PySpark - Cumulative Sum in DataFrame

Key Insights

PySpark window functions enable cumulative sum calculations on distributed DataFrames through Window.orderBy() and sum() operations, essential for running totals in large-scale data processing
Partitioning with Window.partitionBy() allows group-wise cumulative sums while maintaining proper ordering within each partition, critical for category-based analytics and time-series analysis
Performance depends heavily on proper partitioning strategy and understanding frame specifications—poor window definitions can trigger expensive shuffle operations across your cluster

Introduction

Cumulative sum operations are fundamental to data analysis, appearing everywhere from financial running balances to time-series trend analysis and inventory tracking.
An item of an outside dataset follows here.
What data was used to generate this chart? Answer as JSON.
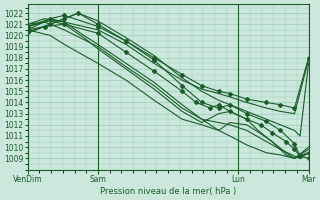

While pandas handles cumulative sums trivially with df['column'].cumsum(), PySpark requires a different approach using window functions to distribute computation across a cluster.

The shift from pandas to PySpark becomes necessary when your data exceeds single-machine memory or when processing time becomes prohibitive. A cumulative sum operation on a billion-row dataset isn’t feasible in pandas, but PySpark handles it by distributing the workload across multiple executors.

Here’s the conceptual difference:

# Pandas approach - works great for small data
import pandas as pd
df_pandas = pd.DataFrame({'value': [10, 20, 30, 40]})
df_pandas['cumulative'] = df_pandas['value'].cumsum()

# PySpark approach - designed for distributed processing
from pyspark.sql import Window
from pyspark.sql.functions import sum as _sum

df_spark = spark.createDataFrame([(10,), (20,), (30,), (40,)], ['value'])
window_spec = Window.orderBy('value').rowsBetween(Window.unboundedPreceding, Window.currentRow)
df_spark = df_spark.withColumn('cumulative', _sum('value').over(window_spec))

The PySpark version is more verbose, but it scales horizontally across your cluster.

Understanding Window Functions in PySpark

Window functions operate on a group of rows (a “window”) and return a single value for each row based on that window. Unlike groupBy() which collapses rows, window functions maintain the original row count while performing calculations across related rows.

The Window specification defines three key aspects:

Partitioning: Which rows belong together (optional)
Ordering: How rows are sorted within each partition (required for cumulative operations)
Frame: Which subset of the partition to include in each calculation (optional, defaults to unbounded)

Here’s the basic setup:

from pyspark.sql import SparkSession
from pyspark.sql import Window
from pyspark.sql.functions import sum as _sum, col

spark = SparkSession.builder.appName("CumulativeSum").getOrCreate()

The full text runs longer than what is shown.